Haini Öldür

120 24 0
                                    

Bölüm 28

Kraliçe uzun süredir olmadığı kadar keyifliydi. Üstelik altın üzüm tamamen tükendiğinden bu neşesinin içkinin sahte hazzıyla da alakası yoktu. Üzerinde sık giymediği, kırmızı dantelden, işlemeli bir elbise vardı. Her adımında kumaşın üzerindeki boncuklar şakırdıyor, elbisenin uzun kuyruğu bir yılan gibi süzülerek kraliçeyi takip ediyordu. Gayri ihtiyari eli başındaki taca ulaşıp dikenlerini okşadı. Kraliçe olmak ona ne çok yakışıyordu.

Kapının açıldığını işittiğinde odanın ortasında durup bakışlarını çevirdi. Kimin ne haberle geldiğini bildiğinden yüzüne tatmin dolu bir gülümseme yayılmıştı bile. Yine de olanları ilk ağızdan dinlemek için sabırsızlandığını itiraf etmeliydi. Aralanan büyük kapıdan giren askerler ona doğru yürürken bir heykel gibi bekledi ve onların oluşturduğu koridordan Kaira çıktığında adamla yüzleşmek için döndü.
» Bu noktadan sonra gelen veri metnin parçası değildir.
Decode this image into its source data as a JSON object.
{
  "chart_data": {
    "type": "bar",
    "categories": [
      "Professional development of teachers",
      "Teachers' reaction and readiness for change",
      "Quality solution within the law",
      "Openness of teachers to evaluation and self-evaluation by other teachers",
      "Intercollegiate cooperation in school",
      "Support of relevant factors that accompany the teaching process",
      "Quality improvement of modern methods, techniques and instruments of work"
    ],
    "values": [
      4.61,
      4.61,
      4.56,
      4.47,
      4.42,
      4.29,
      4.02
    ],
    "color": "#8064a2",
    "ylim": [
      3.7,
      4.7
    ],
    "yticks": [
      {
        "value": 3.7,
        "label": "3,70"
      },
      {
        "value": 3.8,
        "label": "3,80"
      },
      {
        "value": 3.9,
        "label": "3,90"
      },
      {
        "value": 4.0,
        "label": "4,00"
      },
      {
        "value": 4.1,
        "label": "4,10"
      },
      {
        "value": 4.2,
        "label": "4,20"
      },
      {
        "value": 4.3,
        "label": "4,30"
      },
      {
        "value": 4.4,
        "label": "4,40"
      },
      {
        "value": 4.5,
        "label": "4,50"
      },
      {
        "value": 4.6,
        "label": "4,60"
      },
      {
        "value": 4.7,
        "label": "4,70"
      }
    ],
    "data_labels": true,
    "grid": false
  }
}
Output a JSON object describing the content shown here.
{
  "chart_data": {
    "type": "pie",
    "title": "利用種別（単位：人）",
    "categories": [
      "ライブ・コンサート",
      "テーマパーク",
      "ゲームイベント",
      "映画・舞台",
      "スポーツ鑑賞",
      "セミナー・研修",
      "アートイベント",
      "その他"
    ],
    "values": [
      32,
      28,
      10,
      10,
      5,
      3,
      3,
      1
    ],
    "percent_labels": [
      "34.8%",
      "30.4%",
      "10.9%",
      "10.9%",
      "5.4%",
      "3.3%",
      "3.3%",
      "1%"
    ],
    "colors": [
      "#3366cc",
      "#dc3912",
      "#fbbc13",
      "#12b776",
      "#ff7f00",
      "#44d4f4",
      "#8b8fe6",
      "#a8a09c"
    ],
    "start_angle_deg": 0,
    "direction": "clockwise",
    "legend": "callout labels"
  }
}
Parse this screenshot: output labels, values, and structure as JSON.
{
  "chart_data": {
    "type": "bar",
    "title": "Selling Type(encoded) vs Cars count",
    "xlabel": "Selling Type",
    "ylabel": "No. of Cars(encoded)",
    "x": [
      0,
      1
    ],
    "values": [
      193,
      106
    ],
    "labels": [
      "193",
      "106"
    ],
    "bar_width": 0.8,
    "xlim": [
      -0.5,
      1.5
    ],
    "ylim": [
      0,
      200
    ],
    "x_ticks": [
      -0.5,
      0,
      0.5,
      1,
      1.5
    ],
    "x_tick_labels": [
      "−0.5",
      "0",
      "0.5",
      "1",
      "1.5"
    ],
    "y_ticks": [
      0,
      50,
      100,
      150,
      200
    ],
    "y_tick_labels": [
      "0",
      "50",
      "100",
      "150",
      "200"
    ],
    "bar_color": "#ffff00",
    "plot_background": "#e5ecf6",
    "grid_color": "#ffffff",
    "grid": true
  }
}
"Sizi tebrik mi edeyim, yoksa konuşmanıza dahi izin vermeden öldüreyim mi komutan?" dedi masalsı sesiyle. Karşısındaki adamın yutkunduğunu görmek onu eğlendirmişti. Kaira'nın Jaya'yla uzaktan yakından alakası yoktu. Asla güçlü bir asker olmamış, başkomutanın sağ kolu olmayı ise hiç hak etmemişti.

"Jaya'yı yakaladık ve istediğiniz gibi zindana attık kraliçem." dedi. Söylediği her sözcük ağzında büyümüş, her kelime kalbini öncekinden de çok sıkıştırmıştı. Acı çektiğini saklayamayacak kadar sefildi.

"Görevinizi başarıyla gerçekleştirdiniz komutan." dedi kraliçe. Ölüme mahkum, sefil bir fareyle oynamak bile bazen zevk verebiliyordu. Kaira'dan biricik başkomutanına tuzak kurmasını isterken kraliçe onun yolun en başında çözüleceğini düşünmüştü, ama Kaira Jaya'nın öğrencisiydi. Direniyordu. Gözlerinden kan aksa bile elini kaldırıp silmeyecekti.

"Peki ya kız?"

"Güvenle odasına getirildi efendim."

Kraliçe takdirini gülüşünü bahşederek gösterdi ve tahtına doğru hareketlendi. "Başkomutanın karşı kıyıdaki misafirimizle bir hayli ilgilendiğini duydum." dedi oturduğunda. "Sanırım onu da planlarına dahil etmek istemişti. Her şeyin yolunda olduğunu duymak istiyorum."

"Ateş zindanında ve güvede efendim." dedi Kaira. Söylemek isteyip de dudaklarından dökülmeyen milyonlarca sözcük dilini kanatıyor olmalıydı. Jaya'yı savunmaya, ufacık bir imada bile bulunmaya cesaret edemiyordu. Kraliçe bunun düzmece bir suçlama olduğuna ne kadar eminse, Kaira da o kadar emindi; ama susuyor, arkadaşını kaderine terk ediyordu.

Ne yazık ki kraliçenin isyanda yakalanan oğlanın tek tek dişlerini söktürdüğünden, çektirdiği her tırnakta yeni bir bilgi aldığından haberi yoktu. Jaya hiçbir zaman meleklerle iş birliği yapmamıştı, çünkü kraliçenin sevgili başkomutanı onca zaman güya mücadele ettiği asi birliğini yönetiyordu. Sinsice... Koynunda beslediği bir yılan gibi...

Ve Kaira... Ah sefil Kaira... Uğruna Jaya'yı feda ettiği asileri kraliçenin azabından koruyabileceğini zannediyordu ya, kraliçe sonunda kendini tutamayıp kahkaha atmıştı.

"Kaira..." dedi kolonları çatırdatan gülüşü son bulduğunda. "Bugün beni inanılmaz mutlu ettin." Bir an soluklanmak için durup öndeki askere kaçamak bir bakış attı. Odaya girdiği andan beri bu komutu bekleyen muhafız Kaira ne olduğunu anlamadan onu kollarından yakalayıp kelepçelemişti.

"Jaya'ya benden selam söyle." dedi kraliçe. "İnfazınız gündönümünde tüm şehrin önünde gerçekleşecek. Herkes kraliçelerinin hainleri nasıl cezalandırdığını görsün değil mi?"